• Articolo , 13 gennaio 2010
  • UE: a Siviglia per parlare del piano energetico 2010-2014

  • Domani 14 gennaio in parallelo con la riunione del Consiglio dei ministri europei dell’Ambiente si incontreranno i 27 dell’energia. Sul tavolo l’ European Strategic Energy Technology Plan e gli obiettivi sensibili sul piano dell’approvigionamento.

(Rinnovabili.it) – L’Energy Action Plan per il periodo 2010-2014, che comprende le sezioni sulla sostenibilità, la lotta al cambiamento climatico e la sicurezza dell’approvvigionamento energetico, così come il piano strategico europeo per le tecnologie energetiche, saranno al centro delle discussioni del Consiglio informale per l’energia, che inizierà questo giovedi a Siviglia. La riunione sarà presieduta dal ministro spagnolo dell’Industria, Turismo e Commercio, Miguel Sebastián, essendo entrati sotto la presidenza spagnola.

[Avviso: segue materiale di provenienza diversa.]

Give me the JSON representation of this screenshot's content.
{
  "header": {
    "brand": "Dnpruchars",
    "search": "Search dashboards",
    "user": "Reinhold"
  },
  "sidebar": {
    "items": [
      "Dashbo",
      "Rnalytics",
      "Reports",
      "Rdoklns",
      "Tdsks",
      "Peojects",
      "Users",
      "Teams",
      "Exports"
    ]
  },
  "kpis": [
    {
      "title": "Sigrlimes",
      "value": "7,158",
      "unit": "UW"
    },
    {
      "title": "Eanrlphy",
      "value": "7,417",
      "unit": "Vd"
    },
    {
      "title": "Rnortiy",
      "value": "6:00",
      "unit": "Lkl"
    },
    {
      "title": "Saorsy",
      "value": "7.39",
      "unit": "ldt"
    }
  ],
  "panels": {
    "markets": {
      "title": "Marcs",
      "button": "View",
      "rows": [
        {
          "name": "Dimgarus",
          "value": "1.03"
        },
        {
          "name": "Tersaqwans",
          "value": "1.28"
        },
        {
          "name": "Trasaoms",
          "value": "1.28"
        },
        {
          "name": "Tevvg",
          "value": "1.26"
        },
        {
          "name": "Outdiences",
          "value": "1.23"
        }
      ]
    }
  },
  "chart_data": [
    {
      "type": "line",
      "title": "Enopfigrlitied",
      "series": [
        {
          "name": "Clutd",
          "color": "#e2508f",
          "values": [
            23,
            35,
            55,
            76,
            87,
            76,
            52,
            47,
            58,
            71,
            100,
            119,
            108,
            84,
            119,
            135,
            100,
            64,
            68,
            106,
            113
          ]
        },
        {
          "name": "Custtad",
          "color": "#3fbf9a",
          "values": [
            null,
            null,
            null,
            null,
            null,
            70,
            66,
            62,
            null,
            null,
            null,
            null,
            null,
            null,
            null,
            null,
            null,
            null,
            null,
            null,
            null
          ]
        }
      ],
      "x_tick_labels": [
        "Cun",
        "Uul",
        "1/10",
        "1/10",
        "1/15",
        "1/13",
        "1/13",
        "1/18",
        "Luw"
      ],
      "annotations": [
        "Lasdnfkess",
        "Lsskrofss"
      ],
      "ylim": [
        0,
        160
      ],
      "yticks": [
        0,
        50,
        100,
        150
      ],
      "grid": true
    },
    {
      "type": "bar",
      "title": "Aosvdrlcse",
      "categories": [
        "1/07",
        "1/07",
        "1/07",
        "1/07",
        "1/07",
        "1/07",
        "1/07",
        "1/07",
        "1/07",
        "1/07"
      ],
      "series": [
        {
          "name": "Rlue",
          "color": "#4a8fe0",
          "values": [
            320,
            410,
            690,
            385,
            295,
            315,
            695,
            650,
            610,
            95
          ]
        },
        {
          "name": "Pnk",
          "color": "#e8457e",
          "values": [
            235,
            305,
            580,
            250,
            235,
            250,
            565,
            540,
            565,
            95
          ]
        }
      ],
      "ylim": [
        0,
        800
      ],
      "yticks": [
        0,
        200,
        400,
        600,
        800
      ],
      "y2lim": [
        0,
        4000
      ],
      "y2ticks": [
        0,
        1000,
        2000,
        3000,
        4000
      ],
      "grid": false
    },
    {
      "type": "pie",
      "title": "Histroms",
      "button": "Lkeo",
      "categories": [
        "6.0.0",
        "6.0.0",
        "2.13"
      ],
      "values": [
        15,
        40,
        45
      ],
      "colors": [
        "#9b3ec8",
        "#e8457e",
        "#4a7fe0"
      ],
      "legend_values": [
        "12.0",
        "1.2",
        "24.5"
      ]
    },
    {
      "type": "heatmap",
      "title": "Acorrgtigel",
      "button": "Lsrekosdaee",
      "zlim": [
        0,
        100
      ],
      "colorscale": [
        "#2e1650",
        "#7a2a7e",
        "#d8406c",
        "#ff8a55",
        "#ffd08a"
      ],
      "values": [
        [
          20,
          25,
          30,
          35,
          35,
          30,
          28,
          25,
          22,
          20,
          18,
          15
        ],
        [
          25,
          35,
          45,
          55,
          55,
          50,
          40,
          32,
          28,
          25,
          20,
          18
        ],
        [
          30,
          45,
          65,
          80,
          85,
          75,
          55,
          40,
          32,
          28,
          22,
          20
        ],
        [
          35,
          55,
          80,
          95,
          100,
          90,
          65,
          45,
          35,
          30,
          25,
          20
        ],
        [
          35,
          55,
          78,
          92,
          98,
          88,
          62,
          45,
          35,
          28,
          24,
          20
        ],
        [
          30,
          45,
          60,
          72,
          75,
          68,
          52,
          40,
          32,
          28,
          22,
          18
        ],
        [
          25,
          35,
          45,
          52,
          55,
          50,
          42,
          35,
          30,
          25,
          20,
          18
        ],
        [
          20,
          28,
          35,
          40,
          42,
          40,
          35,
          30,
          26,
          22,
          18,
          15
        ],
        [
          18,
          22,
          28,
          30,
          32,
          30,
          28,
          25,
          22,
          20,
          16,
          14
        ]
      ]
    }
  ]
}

Durante la presentazione alla stampa di questo Consiglio informale, il direttore generale per la politica energetica del ministero, Antonio Hernández García, ha sottolineato come “la politica energetica non possa essere concepita senza la sostenibilità. Da qui l’ovvio legame con l’ambiente”.
Al fine di evitare il tipo di problemi verificatisi tra la Russia e l’Ucraina, García ha affermato che durante questa legislatura, la Presidenza spagnola dell’Unione europea cercherà di migliorare la sicurezza dell’approvvigionamento energetico diversificando le fonti di energia e lo sviluppo infrastrutture interconnessione dei paesi. Il funzionario ha espresso l’auspicio che la nuova normativa europea in materia possa essere approvata proprio durante il periodo spagnolo e ha definito le interconnessioni tra i vari paesi come l’elemento “chiave”, che permetterà tra le altre cose di ottenere di rifornire i paesi comunitari con il gas proveniente dal Nord Africa.

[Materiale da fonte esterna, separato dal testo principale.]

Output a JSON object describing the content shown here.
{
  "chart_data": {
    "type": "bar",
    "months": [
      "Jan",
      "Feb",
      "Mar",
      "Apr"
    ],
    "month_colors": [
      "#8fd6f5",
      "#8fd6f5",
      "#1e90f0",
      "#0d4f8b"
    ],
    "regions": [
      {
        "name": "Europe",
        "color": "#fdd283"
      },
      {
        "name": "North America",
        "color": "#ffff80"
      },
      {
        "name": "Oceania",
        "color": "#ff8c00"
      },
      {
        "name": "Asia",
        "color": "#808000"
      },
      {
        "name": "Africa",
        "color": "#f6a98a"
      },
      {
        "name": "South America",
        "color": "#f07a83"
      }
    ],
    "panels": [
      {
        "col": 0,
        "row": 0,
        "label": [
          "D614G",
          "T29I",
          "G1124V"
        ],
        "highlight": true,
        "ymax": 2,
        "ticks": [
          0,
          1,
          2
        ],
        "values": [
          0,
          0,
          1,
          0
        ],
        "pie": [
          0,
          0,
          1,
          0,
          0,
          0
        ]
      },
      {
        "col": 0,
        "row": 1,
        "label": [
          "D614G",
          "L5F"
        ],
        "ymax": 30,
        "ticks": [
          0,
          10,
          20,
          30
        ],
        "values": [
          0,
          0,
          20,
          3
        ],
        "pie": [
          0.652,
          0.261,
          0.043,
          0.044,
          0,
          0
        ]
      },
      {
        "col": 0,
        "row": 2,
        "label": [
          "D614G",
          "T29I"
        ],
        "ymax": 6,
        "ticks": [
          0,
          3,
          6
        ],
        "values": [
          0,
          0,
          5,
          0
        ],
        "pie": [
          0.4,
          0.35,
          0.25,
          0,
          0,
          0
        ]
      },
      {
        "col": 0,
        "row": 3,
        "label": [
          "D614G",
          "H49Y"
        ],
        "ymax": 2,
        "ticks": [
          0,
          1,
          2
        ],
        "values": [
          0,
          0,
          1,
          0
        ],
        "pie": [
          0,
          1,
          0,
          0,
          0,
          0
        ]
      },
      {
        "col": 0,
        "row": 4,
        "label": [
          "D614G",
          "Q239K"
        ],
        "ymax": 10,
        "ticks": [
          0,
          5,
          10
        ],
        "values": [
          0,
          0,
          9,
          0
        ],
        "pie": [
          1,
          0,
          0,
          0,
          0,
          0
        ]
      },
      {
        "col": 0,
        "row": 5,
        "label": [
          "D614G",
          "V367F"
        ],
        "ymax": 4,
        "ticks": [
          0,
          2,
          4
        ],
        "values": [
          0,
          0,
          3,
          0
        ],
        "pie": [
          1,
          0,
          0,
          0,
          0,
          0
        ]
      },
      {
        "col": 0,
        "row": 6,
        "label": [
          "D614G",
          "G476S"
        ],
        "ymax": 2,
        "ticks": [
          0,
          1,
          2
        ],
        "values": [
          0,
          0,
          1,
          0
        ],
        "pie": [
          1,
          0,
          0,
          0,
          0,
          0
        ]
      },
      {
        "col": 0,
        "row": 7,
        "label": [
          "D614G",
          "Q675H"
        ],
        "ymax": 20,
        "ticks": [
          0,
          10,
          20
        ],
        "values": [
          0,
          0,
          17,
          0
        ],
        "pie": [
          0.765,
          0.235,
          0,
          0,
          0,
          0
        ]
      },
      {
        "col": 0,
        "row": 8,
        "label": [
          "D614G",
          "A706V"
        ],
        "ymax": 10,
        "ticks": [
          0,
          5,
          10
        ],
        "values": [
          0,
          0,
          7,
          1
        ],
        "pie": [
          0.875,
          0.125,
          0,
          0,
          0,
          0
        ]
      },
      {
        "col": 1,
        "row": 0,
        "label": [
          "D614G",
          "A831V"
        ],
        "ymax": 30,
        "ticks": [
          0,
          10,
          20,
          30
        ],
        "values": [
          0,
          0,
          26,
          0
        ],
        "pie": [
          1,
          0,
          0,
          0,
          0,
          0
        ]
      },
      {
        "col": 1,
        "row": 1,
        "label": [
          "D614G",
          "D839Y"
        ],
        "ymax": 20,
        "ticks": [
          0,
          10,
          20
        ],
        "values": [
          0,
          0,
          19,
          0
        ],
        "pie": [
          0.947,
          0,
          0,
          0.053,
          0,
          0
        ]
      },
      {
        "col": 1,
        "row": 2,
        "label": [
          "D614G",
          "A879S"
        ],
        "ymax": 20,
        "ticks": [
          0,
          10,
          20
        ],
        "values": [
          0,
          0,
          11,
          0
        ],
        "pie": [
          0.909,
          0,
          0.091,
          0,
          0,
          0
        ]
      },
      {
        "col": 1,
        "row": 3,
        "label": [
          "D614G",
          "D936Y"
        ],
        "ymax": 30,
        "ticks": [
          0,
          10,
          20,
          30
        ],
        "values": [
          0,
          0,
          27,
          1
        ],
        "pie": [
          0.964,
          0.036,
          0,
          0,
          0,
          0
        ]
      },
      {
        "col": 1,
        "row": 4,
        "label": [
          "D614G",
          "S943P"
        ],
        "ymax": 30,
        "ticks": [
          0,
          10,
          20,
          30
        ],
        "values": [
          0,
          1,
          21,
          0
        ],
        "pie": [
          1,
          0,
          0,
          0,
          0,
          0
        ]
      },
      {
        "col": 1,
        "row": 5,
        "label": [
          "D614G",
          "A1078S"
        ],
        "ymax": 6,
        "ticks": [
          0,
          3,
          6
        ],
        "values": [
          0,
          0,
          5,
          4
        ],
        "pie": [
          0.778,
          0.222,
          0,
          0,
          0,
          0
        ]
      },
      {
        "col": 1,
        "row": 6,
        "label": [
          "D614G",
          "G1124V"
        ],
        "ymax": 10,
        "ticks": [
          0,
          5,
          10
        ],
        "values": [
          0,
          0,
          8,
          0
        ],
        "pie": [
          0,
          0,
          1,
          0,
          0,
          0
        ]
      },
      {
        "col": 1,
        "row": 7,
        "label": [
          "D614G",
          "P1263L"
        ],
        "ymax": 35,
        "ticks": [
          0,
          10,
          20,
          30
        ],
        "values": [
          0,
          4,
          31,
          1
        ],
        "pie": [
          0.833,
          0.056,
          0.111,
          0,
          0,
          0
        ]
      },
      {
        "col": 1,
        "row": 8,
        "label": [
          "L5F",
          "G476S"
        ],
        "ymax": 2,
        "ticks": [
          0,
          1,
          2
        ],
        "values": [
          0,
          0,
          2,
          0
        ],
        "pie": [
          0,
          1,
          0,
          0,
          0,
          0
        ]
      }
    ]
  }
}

Il settore delle imprese ha mostrato particolare interesse per la creazione di tre nuove interconnessioni nel settore della fornitura energetica a cui si uniranno anche lo sviluppo della rete elettrica per migliorare la gestione delle energie rinnovabili, prevedendo di redigire i progetti definitivi entro giugno. Tra gli obiettivi del mandato spagnolo anche la ricerca di nuove misure d’efficienza energetica, il miglioramento del coordinamento tra le diverse autorità di regolamentazione e l’approfondimento delle relazioni con i paesi terzi.